How to fuel for an ultra marathon
You’re going to run an ultra marathon and yes you have been training the legs and mind but have you trained your stomach? Bad digestion on race day can really muck up your day to put it mildly. Try pushing yourself to the limits when all you can think of is your overwhelming gut ache and God dam where’s the toilet? Issues such as these can really slow your race down even bring you to your knees (believe me when we say this has happened to us).
Its not just about physical training
Rightly so there is a huge emphasis on physical training, getting the miles in and ensuring you’re strong enough to power up and down those hills but did you remember to train with race fuel One of our greatest lessons in our training sessions has been to eat, eat some more and eat more after that and even then, we need to keep eating. Overloading the guts during training sessions isn’t always a bad thing.

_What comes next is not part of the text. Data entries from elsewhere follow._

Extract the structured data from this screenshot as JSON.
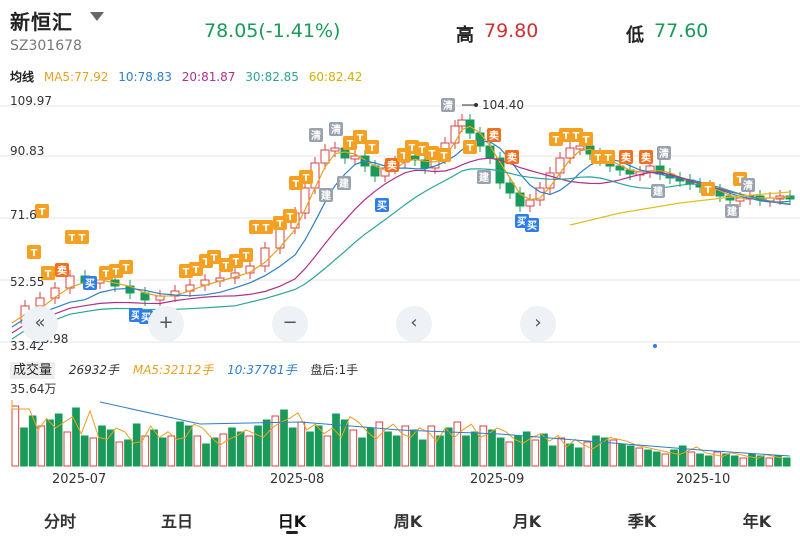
{
  "header": {
    "name": "新恒汇",
    "code": "SZ301678",
    "price_change": "78.05(-1.41%)",
    "high_label": "高",
    "high_value": "79.80",
    "low_label": "低",
    "low_value": "77.60"
  },
  "ma_legend": {
    "title": "均线",
    "ma5": "MA5:77.92",
    "ma10": "10:78.83",
    "ma20": "20:81.87",
    "ma30": "30:82.85",
    "ma60": "60:82.42"
  },
  "colors": {
    "up": "#d84040",
    "down": "#1a9a58",
    "ma5": "#e8a020",
    "ma10": "#2f7ec8",
    "ma20": "#b0308a",
    "ma30": "#2aa39a",
    "ma60": "#e0c020",
    "marker_t": "#f5a020",
    "marker_sell": "#f07020",
    "marker_buy": "#2f7ee8",
    "marker_grey": "#9aa3ad"
  },
  "y_axis": {
    "labels": [
      "109.97",
      "90.83",
      "71.6",
      "52.55",
      "33.42"
    ],
    "max_label": "104.40",
    "min_label": "38.98"
  },
  "nav_buttons": {
    "back": "«",
    "zoom_in": "+",
    "zoom_out": "−",
    "prev": "‹",
    "next": "›"
  },
  "volume": {
    "box_label": "成交量",
    "value": "26932手",
    "ma5": "MA5:32112手",
    "ma10": "10:37781手",
    "after_hours": "盘后:1手",
    "axis_label": "35.64万"
  },
  "x_axis": [
    "2025-07",
    "2025-08",
    "2025-09",
    "2025-10"
  ],
  "tabs": [
    "分时",
    "五日",
    "日K",
    "周K",
    "月K",
    "季K",
    "年K"
  ],
  "active_tab": "日K",
  "markers": {
    "t": "T",
    "sell": "卖",
    "buy": "买",
    "clear": "清",
    "build": "建"
  },
  "chart_data": {
    "type": "candlestick",
    "y_range": [
      33.42,
      109.97
    ],
    "series_shape": "daily candles rising from ~40 in early July to a peak of 104.40 in late August, then declining gradually to ~78 in October",
    "volume_max": "35.64万"
  }
}
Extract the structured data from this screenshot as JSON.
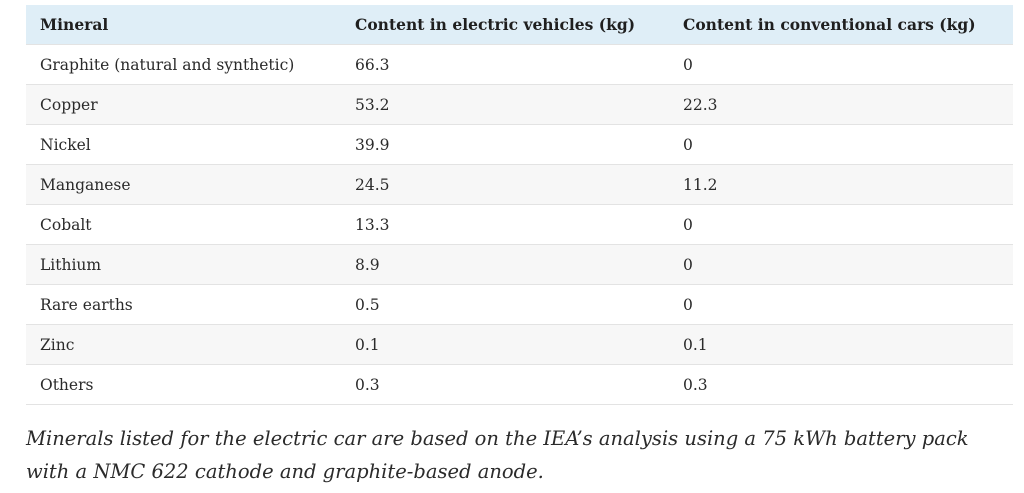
{
  "table": {
    "headers": [
      "Mineral",
      "Content in electric vehicles (kg)",
      "Content in conventional cars (kg)"
    ],
    "rows": [
      [
        "Graphite (natural and synthetic)",
        "66.3",
        "0"
      ],
      [
        "Copper",
        "53.2",
        "22.3"
      ],
      [
        "Nickel",
        "39.9",
        "0"
      ],
      [
        "Manganese",
        "24.5",
        "11.2"
      ],
      [
        "Cobalt",
        "13.3",
        "0"
      ],
      [
        "Lithium",
        "8.9",
        "0"
      ],
      [
        "Rare earths",
        "0.5",
        "0"
      ],
      [
        "Zinc",
        "0.1",
        "0.1"
      ],
      [
        "Others",
        "0.3",
        "0.3"
      ]
    ]
  },
  "caption": "Minerals listed for the electric car are based on the IEA’s analysis using a 75 kWh battery pack with a NMC 622 cathode and graphite-based anode."
}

Overload the gut in training
Just as you’re about to head out the door or a 45min interval session, down 500ml of electrolytes or water and see how you feel. The first time you do this we almost guarantee the liquids will see the light of day not too far into the session and you may even end up with the stitch before hand but do this a few times, and your system will get use to this feeling and it will become easier.
Eat solids
We have heard so many times that people can’t run on a full stomach. that having any foods in the gut causes issues, the stitch and the need for the loo but if you don’t train on food, how are you going to get use to it especially if running over 30km where you will most certainly need fuel? We are not saying head out the door on a run with a Mexican burrito and side of nachos in your system but if running in the morning, have that bowl of muesli or toast with nut butter and jam, start slowly and go run.
Time your food
The key to running with food in your system and not experience issues is to train with a gut full of food, to get familiar with the feeling and for your body to adjust – eventually the issues such as hunting down a toilet will become not so frantic. So Saturday…you have a good few hours of running ahead of you and you need to start well fuelled to see you power to the finish line with your dignity intact.
Timings
1 to 2 hours pre run
Eat a meal that combines healthy fats, complex carbohydrates and protein
30 minutes pre run
Consume simple carbohydrates, you need a quick source of fuel here for quick energy and that are easily digested.
During the run
The focus here is quick energy (carbohydrates) and electrolytes. If you do have issues consuming solids (but once again this can be overcome with training) consume carbohydrates in a gel or drink format.
Immediately post run (within 30 minute window)
You need to replenish your glycogen stores so we recommend a carbohydrate-based drink with a 4:1 ratio of carbohydrates to protein. Smoothies or juices are good here because sometimes the thought of eating solids can just be too much for the digestion to deal with.
1 to 3 hours post run
Protein, this is when you need to consume adequate amounts to really kick start the recovery process and repair & form strong muscles.
Fuelling plan for 50+km
1 to 2 hours pre run
1 piece sourdough
Sautéed baby spinach
½ avocado
1 roasted tomato
30 minutes pre run
Date & walnut loaf sweetened with coconut sugar
During the run
1L carbohydrate drink
1.5L water
2 At One Banana and Pecan bars
2 mandarins
2 small roast potatoes cooked in lemon & salt
2 gels (if needed)
Salt tablets
Immediately post run
Kale smoothie made with coconut water, cashews, bananas, hemp protein, matcha tea, maple syrup and ginger.
1 to 3 hours post run
Scrambled tofu with kale, mushrooms, pepitas, quinoa and black beans
Be well rehearsed
Have a food & hydration plan that is well rehearsed. Know everything you are going to eat on the day has been tried and tested. No surprises. Don’t try anything new on the day and pack more food than you need – its good to be prepared.